I decided to stay another night, so that I could hunker down and get some work done, which I did. The following morning, I joined them on their biweekly food run to a town about 45 minutes away, with Always Loving Mankind Food Pantry. We left at 8 a.m. and headed for a nearby church to load 96 bags of groceries into a work van and get on our way. Guy drove, knowing the route inside and out. We passed through a cloud (literally) and past Eagle Nest and its lake, then through Cimarron Canyon, which revealed its wild fire devastation from a year prior—some 35,000 acres of dead, charred-black trees from Ute Park to Cimarron.


No one answered the door at the first stop, and Guy set the bags on the front porch.


“Maybe we should leave it in their car?” I said, not quite acclimated to the elevation but feeling like I’d learned a thing or two about bears (turns out, I hadn’t—they break into cars).


Once in Cimarron, in the foothills of the Rockies, most of the roads we traveled were dirt or gravel. We’d stop at a small shack or trailer, carrying bags, adding fresh bananas and pistachios and milk to each one, and knocking on doors, most of which were opened by Hispanic women, often with children at their feet or elderly women who had a sort of depth about them, women who had lived a life of farming and hard work, a life they were proud of and grateful for. The town is nearly all Hispanic, desolate, poor. One woman’s little house was painted in day-glo colors. She had a sun-shiney kind of pride about her, and I was told that she changes the paint color fairly frequently. She was gardening and cleaning a storage bin when we arrived. Another woman looked ravaged by meth. Another, in her 90s, was soft spoken but had a quiet fierceness in her face, like an aged Georgia O’Keeffe, and her house was filled with exquisite “paintings” she’d done by stitching thread on a canvas. I’d never seen anything like it. They looked hyperrealistic. Another woman, not on the route, had painted murals onto her home.


We were so exhausted by the time we got back to Angel Fire, we all immediately took naps. Then we ate cake. It was a problem cake that had started as brownies the day prior, which Marcia was baking for a party.


She was using the recipe instructions for high elevation, but still, the brownies weren’t turning out right.


“I think I might’ve put in too much oil,” she said, hovering over bowls measuring cups. “I asked Guy to get me more oil from the store, and I think maybe I measured it out twice.”
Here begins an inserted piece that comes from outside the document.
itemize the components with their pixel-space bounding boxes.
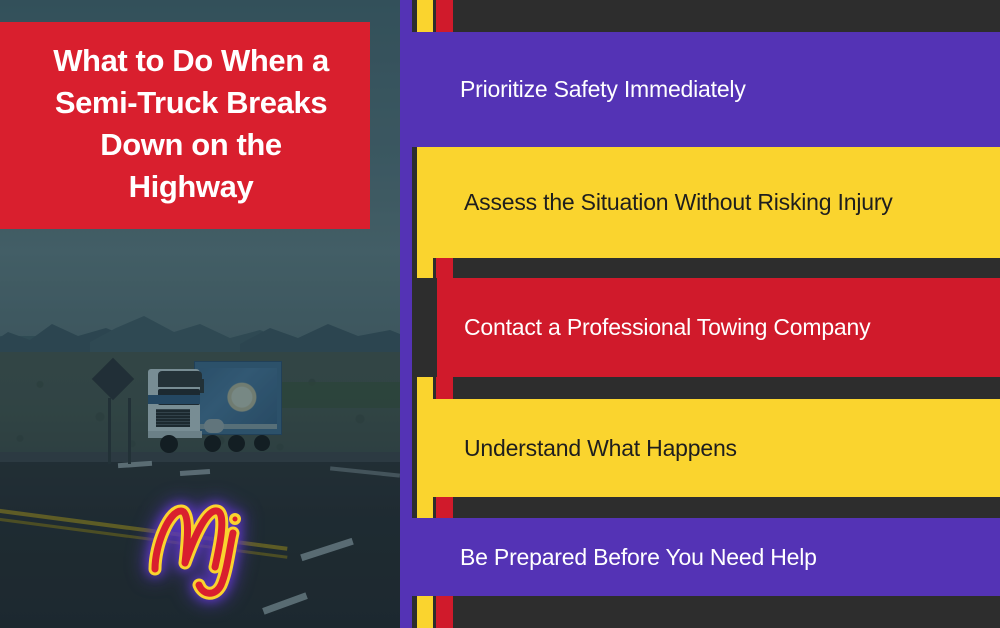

She said the first batch tasted like a weird, oily version of a chocolate cake. She decided to try again (she sent Guy to the grocery store at least twice to get more ingredients and mixes) and made two separate pans of brownies from two boxes of the same mix, although different from the first brownies/cake. Oddly enough, when they came out of the oven, each one looked completely different, and she fretted over them a bit.


“Worrying is praying for trouble, dear,” Guy reminded her.


She wrapped them up and took them to the party anyway (what could she do?). Later, she told me that they were a hit—people ate all of them—but she thought they were awful, worst than the first batch. Meanwhile, I tried the chocolate “cake” and thought it was great. I don’t know if it was the exhaustion from a day of delivering groceries in the heat, or if somehow the oil had found its way into the cake, but by that second night, it tasted even better.


Angel Fire was yet another place that I didn’t want to leave, but eventually, I was hugging Marcia and Guy, taking selfies, and saying our goodbyes.


“Could you just text me to let me know you’re somewhere safe every so often?” Marcia asked.


My heart.


“Yes, of course!”


She sent me off with two slices of chocolate “cake”—which I proceeded to eat for dinner that night, as I camped under the stars in Abiquiu, thinking of her and Guy. I’ll never forget them and the magical corner of the country that they call home.